Madson looked outraged. "Why, you're old enough to be her father!"

"Or her husband," Ellenby replied coolly. "Young women are often attracted to father images. But all that can't make any difference to us now."

"You're right," Madson said shortly. He shoved the poetry volume back in his pocket, flirted the sweat out of his eyes, and looked around with impatience. "Say, you're going to New Angeles, aren't you?" he asked, and when Ellenby nodded uncertainly, said, "Then let's cut across the fields. This road is taking us out of our way." And without waiting for a reply he jumped across the little ditch to the left of the road and into the yellowing wheat field. Ellenby watched him for a moment, then hitched his rolled towel further up under his arm and followed.


It was stifling in the field. The wheat seemed to paralyze any stray breezes. Their boots hissed against the dry stems. Far off they heard a lazy drumming. After a while they came to a wide, brimful irrigation ditch. They could see that some hundreds of feet ahead it was crossed by a little bridge. They followed the ditch.

Ellenby felt strangely giddy, as if he were looking at everything through a microscope. That may have been due to the tremendous size of the wheat, its spikes almost as big as corncobs, the spikelets bigger than kernels—rich orange stuff taut with flour. But then they came to a section marred by larger and larger splotches of a powdery purple blight.
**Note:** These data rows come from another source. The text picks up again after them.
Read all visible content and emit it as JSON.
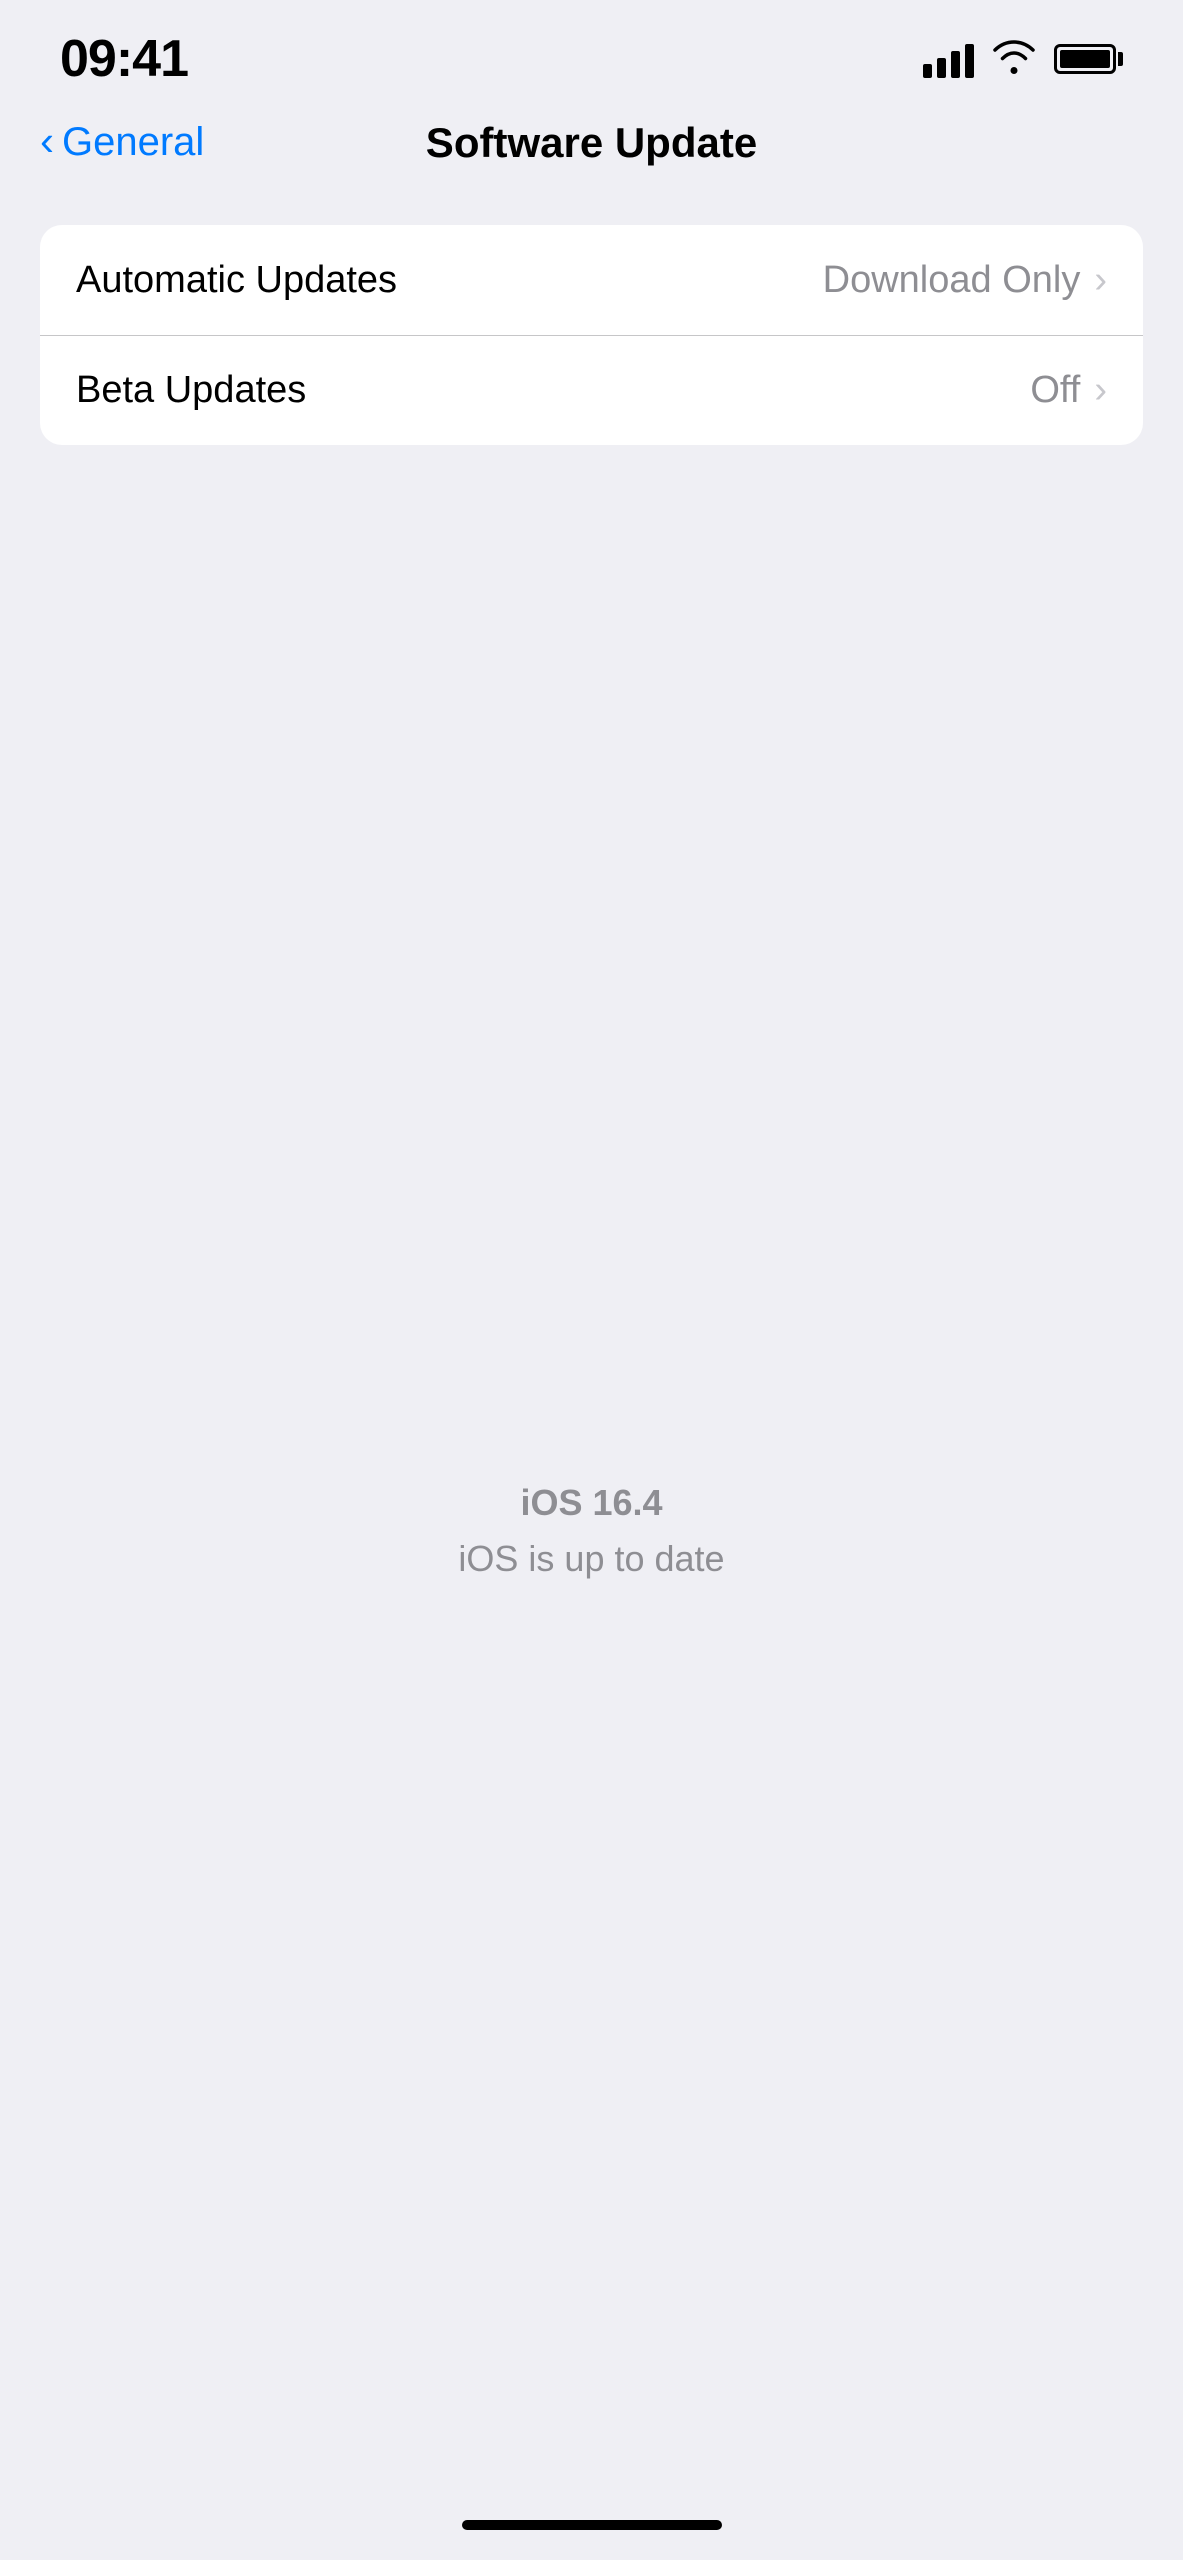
{
  "statusBar": {
    "time": "09:41",
    "signalBars": 4,
    "batteryFull": true
  },
  "header": {
    "backLabel": "General",
    "title": "Software Update"
  },
  "settingsRows": [
    {
      "label": "Automatic Updates",
      "value": "Download Only",
      "hasChevron": true
    },
    {
      "label": "Beta Updates",
      "value": "Off",
      "hasChevron": true
    }
  ],
  "centerInfo": {
    "version": "iOS 16.4",
    "statusText": "iOS is up to date"
  },
  "icons": {
    "backChevron": "‹",
    "rowChevron": "›"
  }
}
The lazy drumming became louder. Ellenby was the first to see the low-swinging helicopter with its thick, trailing plume of greenish mist. He knocked Madson on the shoulder and both men started to run. Purple dust puffed. Once Ellenby stumbled and Madson stopped to jerk him to his feet. Still they would have escaped except that the copter swerved toward them. A moment later they were enveloped in sweet oily fumes.

Madson heard jeering laughter, glimpsed a grotesquely long-nosed face peering down from above. Then, through the cloud, Ellenby squeaked, "Don't breathe!" and Madson felt himself dragged roughly into the ditch. The water closed over him with a splash.